The 1st generation GE potatoes, 400 acres of them, “sold out last year in grocery stores across the Midwest and Southeastern US.” They didn’t appear to have a GMO label. Has anyone seen them? They’re called “Innate.”
The 2nd generation has less bruising like the 1st, but also resists blight, which was the cause of the Irish potato famine. The genes for blight resistance come from a potato variety from Argentina. So now it’s not just turning genes off (1st generation), it’s gene insertion.
Last Friday, The USDA approved Simplot’s 2nd generation GE potato. There are six varieties, all called “Innate.”
USDA Press Release: J.R. Simplot Late Blight Resistant, Low Acrylamide Potential, Reduced Black Spot Bruising, Lowered Reducing Sugar GE Potato, 28 August 2015 (Second generation)
US Federal Register: J.R. Simplot Co.; Determination of Nonregulated Status of Potato Genetically Engineered for Low Acrylamide Potential and Reduced Black Spot Bruise, 10 November 2014 (First generation)
The FDA said the 1st generation was safe to eat. They haven’t weighed in on the 2nd generation, nor has the EPA. Here’s what FDA said about 1st generation:
Today, the U.S. Food and Drug Administration completed its evaluation for two varieties of apples genetically engineered by Okanagan Specialty Fruits, Inc., and for six varieties of potatoes genetically engineered by J. R. Simplot Company and concluded that these foods are as safe and nutritious as their conventional counterparts.
Simplot, of Boise, Idaho, submitted to the FDA a summary of their safety and nutritional assessments.
It is a company’s continuing responsibility to ensure that food it markets is safe and otherwise in compliance with all applicable legal and regulatory requirements. In certain circumstances, characteristics of these varieties of apples and potatoes that differ from their conventional counterparts may require disclosure to the consumer.
The FDA did not conduct a safety assessment; the maker of the potato, Simplot, did. Simplot concluded it was safe.

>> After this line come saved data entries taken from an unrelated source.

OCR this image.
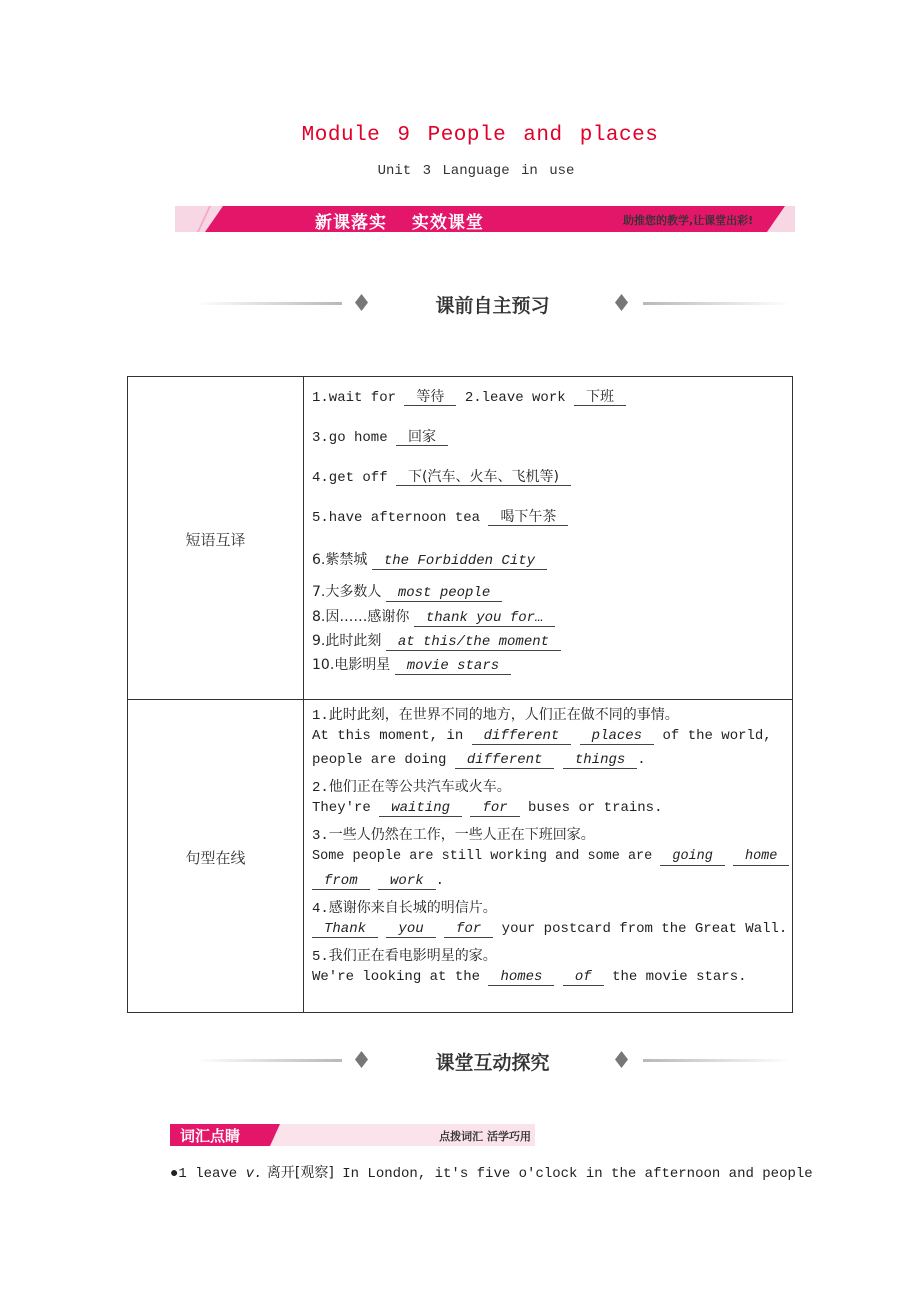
Module 9 People and places
Unit 3 Language in use
新课落实 实效课堂	助推您的教学,让课堂出彩!
课前自主预习
短语互译
句型在线
1.wait for 等待 2.leave work 下班
3.go home 回家
4.get off 下(汽车、火车、飞机等)
5.have afternoon tea 喝下午茶
6.紫禁城 the Forbidden City
7.大多数人 most people
8.因……感谢你 thank you for…
9.此时此刻 at this/the moment
10.电影明星 movie stars
1.此时此刻，在世界不同的地方，人们正在做不同的事情。
At this moment, in different places of the world,
people are doing different things .
2.他们正在等公共汽车或火车。
They're waiting for buses or trains.
3.一些人仍然在工作，一些人正在下班回家。
Some people are still working and some are going home
from work .
4.感谢你来自长城的明信片。
Thank you for your postcard from the Great Wall.
5.我们正在看电影明星的家。
We're looking at the homes of the movie stars.
课堂互动探究
词汇点睛	点拨词汇 活学巧用
●1 leave v. 离开[观察] In London, it's five o'clock in the afternoon and people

Here’s what the Center For Food Safety said about these potatoes:
Poorly Tested Gene Silencing Technology to Enter Food Supply with Simplot Potato, Center for Food Safety, 7 November 2014
Analysis of RNAi by a panel of independent scientists requested by the Environmental Protection Agency concluded that there were many significant uncertainties about potential risks from this technology, and that current risk assessment procedures were not adequate. Despite such cautions USDA is rushing the technology forward.
Unlike earlier genetic engineering techniques that splice in segments of DNA, the new technique used in the Simplot potato and Monsanto’s low-lignin alfalfa is based on the manipulation of the plant’s RNA-based control mechanisms. RNA interference (RNAi) induces the plant to silence or dial back expression of the plant’s own genes, such as those responsible for natural processes like browning or lignin production. However, RNA manipulations may end up turning down, or off, genes other than those that were targeted because many genes contain similar, or even identical, stretches of DNA. Current testing requirements do not reliably detect such effects on other important crop genes.
These potatoes are also silenced for genes affecting sugar production and the amino acid asparagine. … The asparagine gene has also been shown in recent research to be important in plant defenses against pathogens. The Simplot potato was not adequately tested for a possible weakening of its ability to defend itself against disease. If this occurs in the field, it could lead to increased fungicide use, greater farmer expense, and possibly reduced productivity. The latter effect was seen in several tests of these potatoes.